Dyakon czytał:
— Słyszeliście, iż rzeczono Starym: nie będziesz cudzołożył. A ja powiadam wam, iż każdy, który patrzy na niewiastę, aby jej pożądał, już z nią cudzołóstwo pepełnił[1] w sercu swojem. Jeśli cię tedy oko prawe gorszy, wyłup je i Zarzuć od siebie, albowiem pożyteczniej jest tobie, aby zginął jeden z członków twoich, a wszystko ciało twoje nie było wrzucone do ognia piekielnego.[2]
Kiedy dyakon skończył, zapytała Fausta:
— Jakże nazwiesz wobec tego przykazania gwałt Fabricyusza? Dlaczego nie wyłupił sobie oczu i nie rzucił ich od siebie? Milczysz? Odpowiem za ciebie. Bo Fabricyusz jest człowiekiem, zaś człowiek nagina nawet wskazówki bogów do swoich celów samolubnych.
— Wojewoda wierzył, iż serce twoje umiłuje boską naukę naszego Pana — odezwał się Prokopiusz. — Nasz Pan...
— Przemawiasz do mnie ciągle językiem kłamstwa ludzkiego — przerwała mu znów Fausta, marszcząc brwi. — Dlaczego omijasz prawdę? Fabricyusz łudził się, że płomień jego występnej miłości ogarnie i mnie i strawi w mojem sercu węzły, łączące Rzymiankę z przeszłością Rzymu.

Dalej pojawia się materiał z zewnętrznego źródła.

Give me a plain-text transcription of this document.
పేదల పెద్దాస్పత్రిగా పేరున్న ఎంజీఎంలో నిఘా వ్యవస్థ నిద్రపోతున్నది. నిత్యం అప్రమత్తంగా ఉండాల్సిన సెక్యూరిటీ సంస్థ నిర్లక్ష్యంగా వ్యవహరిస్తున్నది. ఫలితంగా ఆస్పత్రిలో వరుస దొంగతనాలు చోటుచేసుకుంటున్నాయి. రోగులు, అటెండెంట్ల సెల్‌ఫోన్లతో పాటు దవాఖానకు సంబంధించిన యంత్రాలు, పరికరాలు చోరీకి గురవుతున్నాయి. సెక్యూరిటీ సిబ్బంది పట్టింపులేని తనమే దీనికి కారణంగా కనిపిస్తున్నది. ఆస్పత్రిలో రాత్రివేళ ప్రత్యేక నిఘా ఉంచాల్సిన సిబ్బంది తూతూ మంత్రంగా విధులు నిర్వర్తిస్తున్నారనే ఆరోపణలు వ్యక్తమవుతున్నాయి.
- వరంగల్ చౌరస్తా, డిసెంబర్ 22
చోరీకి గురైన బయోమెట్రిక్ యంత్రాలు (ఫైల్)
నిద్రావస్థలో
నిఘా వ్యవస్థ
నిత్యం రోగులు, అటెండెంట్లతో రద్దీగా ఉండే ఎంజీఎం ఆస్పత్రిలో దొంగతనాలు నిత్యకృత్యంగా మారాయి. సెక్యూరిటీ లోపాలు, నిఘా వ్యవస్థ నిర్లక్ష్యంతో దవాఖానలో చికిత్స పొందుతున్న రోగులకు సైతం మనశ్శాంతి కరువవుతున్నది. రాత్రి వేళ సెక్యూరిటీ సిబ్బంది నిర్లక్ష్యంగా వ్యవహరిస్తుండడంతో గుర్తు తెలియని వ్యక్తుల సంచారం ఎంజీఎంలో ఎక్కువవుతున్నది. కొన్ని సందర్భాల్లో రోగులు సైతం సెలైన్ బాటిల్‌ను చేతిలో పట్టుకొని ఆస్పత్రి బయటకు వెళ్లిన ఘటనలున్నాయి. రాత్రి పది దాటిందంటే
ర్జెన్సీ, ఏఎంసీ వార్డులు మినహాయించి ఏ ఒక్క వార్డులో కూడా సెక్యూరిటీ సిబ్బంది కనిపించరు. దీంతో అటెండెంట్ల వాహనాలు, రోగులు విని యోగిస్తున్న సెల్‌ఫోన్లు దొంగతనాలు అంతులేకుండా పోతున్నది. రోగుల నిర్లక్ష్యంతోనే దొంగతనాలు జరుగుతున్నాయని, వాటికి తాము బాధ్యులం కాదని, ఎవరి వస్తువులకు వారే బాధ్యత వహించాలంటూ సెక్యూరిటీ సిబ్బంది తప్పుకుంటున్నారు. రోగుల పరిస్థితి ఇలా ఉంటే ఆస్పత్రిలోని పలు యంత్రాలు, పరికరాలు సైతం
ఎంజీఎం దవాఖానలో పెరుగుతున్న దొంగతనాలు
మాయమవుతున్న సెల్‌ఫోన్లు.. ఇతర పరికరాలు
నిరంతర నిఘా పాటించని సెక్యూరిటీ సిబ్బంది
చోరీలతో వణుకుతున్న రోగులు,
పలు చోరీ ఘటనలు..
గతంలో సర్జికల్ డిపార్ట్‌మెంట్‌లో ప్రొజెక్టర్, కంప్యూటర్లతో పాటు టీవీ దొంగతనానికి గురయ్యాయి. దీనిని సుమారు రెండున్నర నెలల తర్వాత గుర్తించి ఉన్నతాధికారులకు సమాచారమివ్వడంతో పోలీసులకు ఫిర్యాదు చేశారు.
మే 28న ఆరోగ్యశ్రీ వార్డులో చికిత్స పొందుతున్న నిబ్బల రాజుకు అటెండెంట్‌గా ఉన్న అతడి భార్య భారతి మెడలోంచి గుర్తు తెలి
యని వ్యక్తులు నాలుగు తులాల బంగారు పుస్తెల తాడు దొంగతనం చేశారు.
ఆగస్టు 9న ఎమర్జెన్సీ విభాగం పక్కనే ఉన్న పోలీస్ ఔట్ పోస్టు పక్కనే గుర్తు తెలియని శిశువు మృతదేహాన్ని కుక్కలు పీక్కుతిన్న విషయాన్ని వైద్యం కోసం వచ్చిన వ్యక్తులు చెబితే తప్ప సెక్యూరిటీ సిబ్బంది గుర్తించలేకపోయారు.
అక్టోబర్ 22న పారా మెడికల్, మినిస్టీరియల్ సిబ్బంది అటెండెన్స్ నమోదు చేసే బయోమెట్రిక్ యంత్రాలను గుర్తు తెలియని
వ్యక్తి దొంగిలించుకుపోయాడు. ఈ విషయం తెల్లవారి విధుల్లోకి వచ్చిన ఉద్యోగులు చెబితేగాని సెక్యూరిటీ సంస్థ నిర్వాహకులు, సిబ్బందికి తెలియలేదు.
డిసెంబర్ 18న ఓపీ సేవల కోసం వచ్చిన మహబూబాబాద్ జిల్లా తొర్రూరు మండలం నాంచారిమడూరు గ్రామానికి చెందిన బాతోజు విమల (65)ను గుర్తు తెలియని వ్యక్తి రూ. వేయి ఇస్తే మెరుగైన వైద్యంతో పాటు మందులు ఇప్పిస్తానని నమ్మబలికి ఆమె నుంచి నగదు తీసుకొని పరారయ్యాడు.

Po krótkiej przerwie mówiła dalej:
— Pytasz mnie od miesiąca: dlaczego nie chcę uznać dobroci waszego boga? Pytasz nierozumnie, bo jeśli kto, to potrafiłaby dziewica Westy, która złożyła marzenia swojej młodości na ołtarzu ofiary, odczuć wzniosłość nauki, polegającej, jak wiem obecnie, na zrzeczeniu się szczęścia tej ziemi. I moja bo-
- ↑ Błąd w druku; powinno być – popełnił.
- ↑ Słyszeliście, iż rzeczono Starym: nie będziesz cudzołożył... — fragment Mt 5, 27-29 (w przekładzie Jakuba Wujka).